Ударный аккорд книги – стихотворение «Снеговик», давшее название всему сборнику. Неизъяснимая, невысказанная боль выходит на авансцену, полностью и окончательно вступая в свои властные права («Старая ведьма бредит: Сынок! Сынок, / где же твой сладенький позвонок, / чтобы звонить по нему тайком / изо всей боли!»). В один тугой клубок оказываются соединенными и «зоркий хмель», и «родимый страх до седьмого пота», и «расстрельные стены», и «ликующие палачи», и, наконец, «отчаянный ледоход» и «жребий вдогонку».
«Пока предмет не назван, / Он непонятен нам», – написал когда-то Д. Самойлов. Д. Бураго называет «предмет», именуя Снеговика Големом. И превращая милого, безобидного любимца детей и взрослых – Снеговика – в героя времени, наделяя его новым существом и существованием, придавая ему статус элемента новой реальности. В еврейском фольклоре, откуда позаимствован образ Голема, этот глиняный (или не глиняный, а смешанный из разных стихий) великан, исполнив свою миссию защиты еврейского народа от какой-то напасти, исчезает. Снеговик Голем Д. Бураго в пределах текста, в котором он является, сохраняет себя, несмотря на то, что в какой-то момент вокруг него, благодаря тому, что «Солнце напялило каблуки / захорошели лучей штыки», становится «жарко, уж очень жарко». Почему так происходит? Потому ли, что он – Снеговик Голем – еще не довел до конца дело, ему порученное? Или ход поэтических рассуждений и предположений лирического героя тут глубже, универсальнее, в меньшей степени обусловлен временем, чем законами человеческой экзистенции как таковой?

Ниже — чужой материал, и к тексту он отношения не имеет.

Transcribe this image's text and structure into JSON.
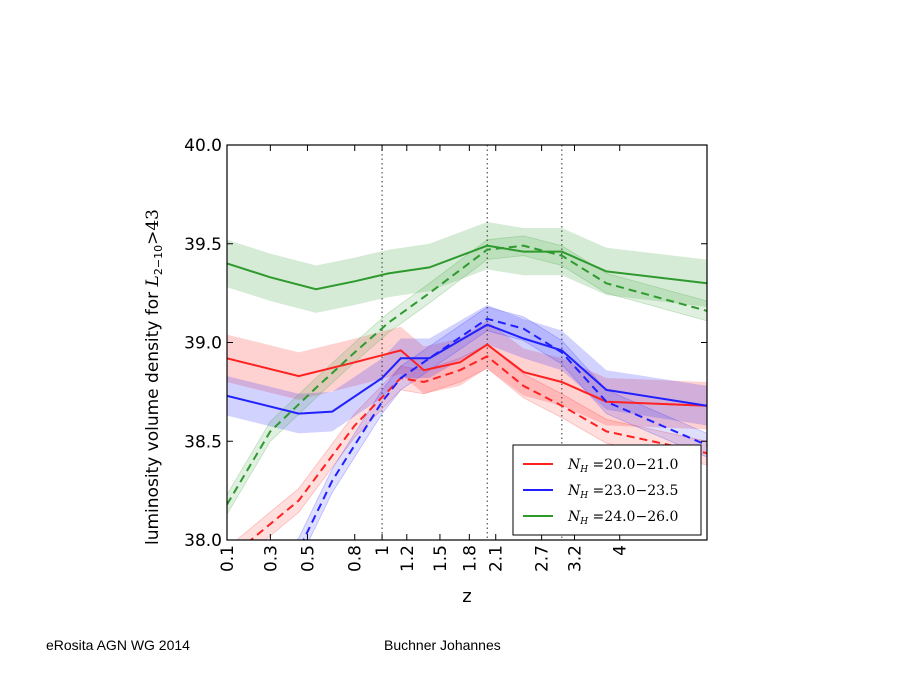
{
  "footer": {
    "left": "eRosita AGN WG 2014",
    "center": "Buchner Johannes"
  },
  "chart_data": {
    "type": "line",
    "xlabel": "z",
    "ylabel_text": "luminosity volume density for ",
    "ylabel_math": {
      "base": "L",
      "sub": "2−10",
      "sup": ">43"
    },
    "xscale": "log(1+z)",
    "xlim": [
      0.1,
      6.0
    ],
    "ylim": [
      38.0,
      40.0
    ],
    "x_ticks": [
      "0.1",
      "0.3",
      "0.5",
      "0.8",
      "1",
      "1.2",
      "1.5",
      "1.8",
      "2.1",
      "2.7",
      "3.2",
      "4"
    ],
    "y_ticks": [
      "38.0",
      "38.5",
      "39.0",
      "39.5",
      "40.0"
    ],
    "vlines": [
      1.0,
      2.0,
      3.0
    ],
    "grid": false,
    "legend_position": "bottom-right",
    "series": [
      {
        "name": "N_H =20.0−21.0",
        "legend_main": "N",
        "legend_sub": "H",
        "legend_rest": " =20.0−21.0",
        "color": "#ff2020",
        "solid": {
          "x": [
            0.1,
            0.45,
            0.8,
            1.15,
            1.35,
            1.7,
            2.0,
            2.45,
            3.0,
            3.75,
            6.0
          ],
          "y": [
            38.92,
            38.83,
            38.9,
            38.96,
            38.86,
            38.9,
            38.99,
            38.85,
            38.8,
            38.7,
            38.68
          ]
        },
        "dashed": {
          "x": [
            0.1,
            0.45,
            0.8,
            1.15,
            1.35,
            1.7,
            2.0,
            2.45,
            3.0,
            3.75,
            6.0
          ],
          "y": [
            37.9,
            38.2,
            38.58,
            38.82,
            38.8,
            38.86,
            38.93,
            38.78,
            38.68,
            38.55,
            38.44
          ]
        },
        "band_solid_halfwidth": 0.12,
        "band_dashed_halfwidth": 0.06
      },
      {
        "name": "N_H =23.0−23.5",
        "legend_main": "N",
        "legend_sub": "H",
        "legend_rest": " =23.0−23.5",
        "color": "#2020ff",
        "solid": {
          "x": [
            0.1,
            0.45,
            0.65,
            1.0,
            1.15,
            1.4,
            2.0,
            2.45,
            3.0,
            3.75,
            6.0
          ],
          "y": [
            38.73,
            38.64,
            38.65,
            38.82,
            38.92,
            38.92,
            39.09,
            39.02,
            38.96,
            38.76,
            38.68
          ]
        },
        "dashed": {
          "x": [
            0.1,
            0.45,
            0.65,
            1.0,
            1.15,
            1.4,
            2.0,
            2.45,
            3.0,
            3.75,
            6.0
          ],
          "y": [
            37.6,
            37.95,
            38.3,
            38.7,
            38.82,
            38.92,
            39.12,
            39.07,
            38.95,
            38.7,
            38.48
          ]
        },
        "band_solid_halfwidth": 0.1,
        "band_dashed_halfwidth": 0.06
      },
      {
        "name": "N_H =24.0−26.0",
        "legend_main": "N",
        "legend_sub": "H",
        "legend_rest": " =24.0−26.0",
        "color": "#2e9a2e",
        "solid": {
          "x": [
            0.1,
            0.3,
            0.55,
            0.8,
            1.05,
            1.4,
            2.0,
            2.45,
            3.0,
            3.75,
            6.0
          ],
          "y": [
            39.4,
            39.33,
            39.27,
            39.31,
            39.35,
            39.38,
            39.49,
            39.46,
            39.46,
            39.36,
            39.3
          ]
        },
        "dashed": {
          "x": [
            0.1,
            0.3,
            0.55,
            0.8,
            1.05,
            1.4,
            2.0,
            2.45,
            3.0,
            3.75,
            6.0
          ],
          "y": [
            38.18,
            38.55,
            38.77,
            38.95,
            39.1,
            39.25,
            39.47,
            39.49,
            39.44,
            39.3,
            39.16
          ]
        },
        "band_solid_halfwidth": 0.12,
        "band_dashed_halfwidth": 0.05
      }
    ]
  }
}
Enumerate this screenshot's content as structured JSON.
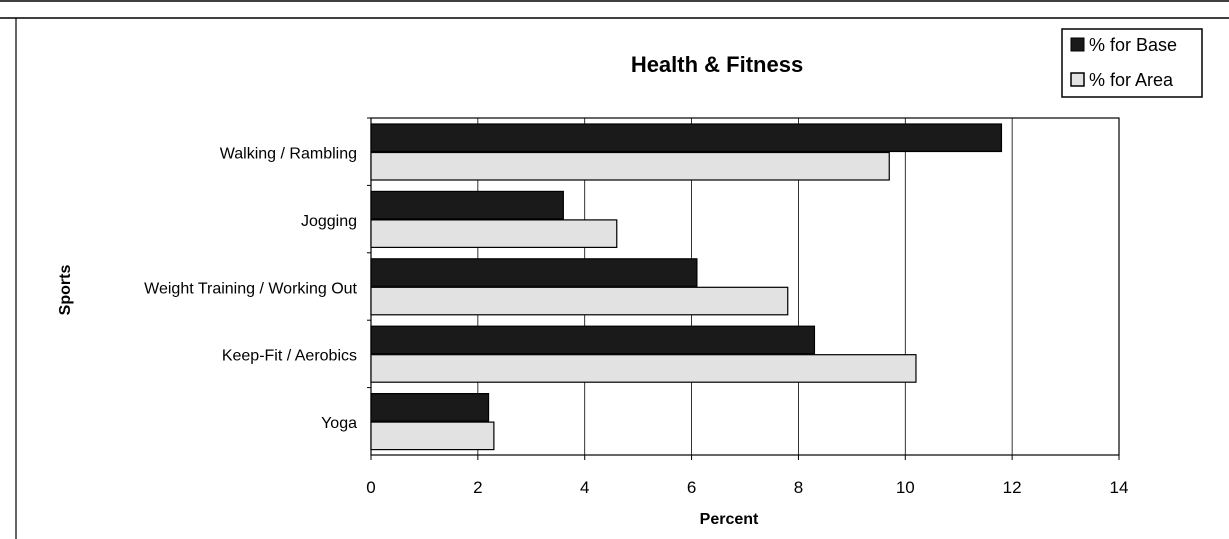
{
  "chart_data": {
    "type": "bar",
    "orientation": "horizontal",
    "title": "Health & Fitness",
    "xlabel": "Percent",
    "ylabel": "Sports",
    "xlim": [
      0,
      14
    ],
    "xticks": [
      0,
      2,
      4,
      6,
      8,
      10,
      12,
      14
    ],
    "grid": true,
    "legend_position": "top-right",
    "categories": [
      "Walking / Rambling",
      "Jogging",
      "Weight Training / Working Out",
      "Keep-Fit / Aerobics",
      "Yoga"
    ],
    "series": [
      {
        "name": "% for Base",
        "color": "#1a1a1a",
        "values": [
          11.8,
          3.6,
          6.1,
          8.3,
          2.2
        ]
      },
      {
        "name": "% for Area",
        "color": "#e2e2e2",
        "values": [
          9.7,
          4.6,
          7.8,
          10.2,
          2.3
        ]
      }
    ]
  }
}
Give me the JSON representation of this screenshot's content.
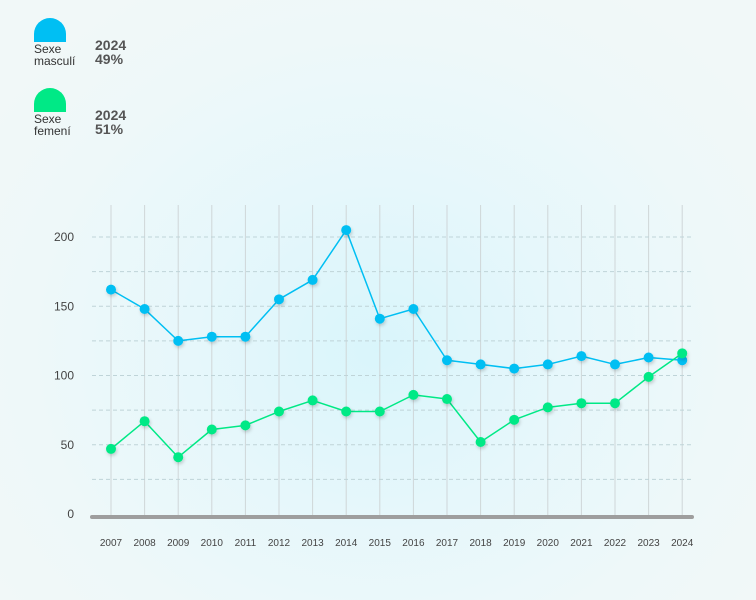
{
  "legend": [
    {
      "label_line1": "Sexe",
      "label_line2": "masculí",
      "year": "2024",
      "percent": "49%",
      "color": "#00bff3"
    },
    {
      "label_line1": "Sexe",
      "label_line2": "femení",
      "year": "2024",
      "percent": "51%",
      "color": "#00e986"
    }
  ],
  "chart_data": {
    "type": "line",
    "title": "",
    "xlabel": "",
    "ylabel": "",
    "x": [
      "2007",
      "2008",
      "2009",
      "2010",
      "2011",
      "2012",
      "2013",
      "2014",
      "2015",
      "2016",
      "2017",
      "2018",
      "2019",
      "2020",
      "2021",
      "2022",
      "2023",
      "2024"
    ],
    "ylim": [
      0,
      200
    ],
    "yticks": [
      0,
      50,
      100,
      150,
      200
    ],
    "grid": true,
    "legend_position": "top-left",
    "series": [
      {
        "name": "Sexe masculí",
        "color": "#00bff3",
        "values": [
          162,
          148,
          125,
          128,
          128,
          155,
          169,
          205,
          141,
          148,
          111,
          108,
          105,
          108,
          114,
          108,
          113,
          111
        ]
      },
      {
        "name": "Sexe femení",
        "color": "#00e986",
        "values": [
          47,
          67,
          41,
          61,
          64,
          74,
          82,
          74,
          74,
          86,
          83,
          52,
          68,
          77,
          80,
          80,
          99,
          116
        ]
      }
    ]
  }
}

Искать ответ на этот и на ряд других вопросов, возникающих при чтении книги стихов «Снеговик», в окружающей поэта и часть его читателей реальности вряд ли имеет смысл. Объективная реальность в данном случае не определяет поэтический язык, выступая его базисом, источником, критерием, а, наоборот, по-новому членится и опосредуется языком, становясь зависимой от него. Поэтический мир Д. Бураго приобретает черты и особенности реального мира, хоть и остается при этом миром именно поэтическим, созданным из образов и ассоциаций. В этом неуравновешенном мире островок относительного покоя, уюта, благополучия, стабильности, дарованный лирическому герою судьбой в виде «родного дома» еще продолжает оставаться в стороне от бурь и катаклизмов, сотрясающих мир вокруг него, но удары стихии и тут ощущаются все сильнее и явственнее. Тревога проникает и сюда, тревога охватывает все и вся, даже бабочку, которая встречается слону: «Из ряда выходящий вон / ко мне пришел однажды слон / и рассказал, что по дороге / он видел бабочку в тревоге» («Слон»). Ощущение тревоги, пронизывающей настоящее лирического героя, обращенной и в прошлое, и в будущее, окончательно приобретает, таким образом, статус одной из главных символических доминант сборника.

Рудяков Павел Николаевич, доктор филологических наук, профессор. Киев.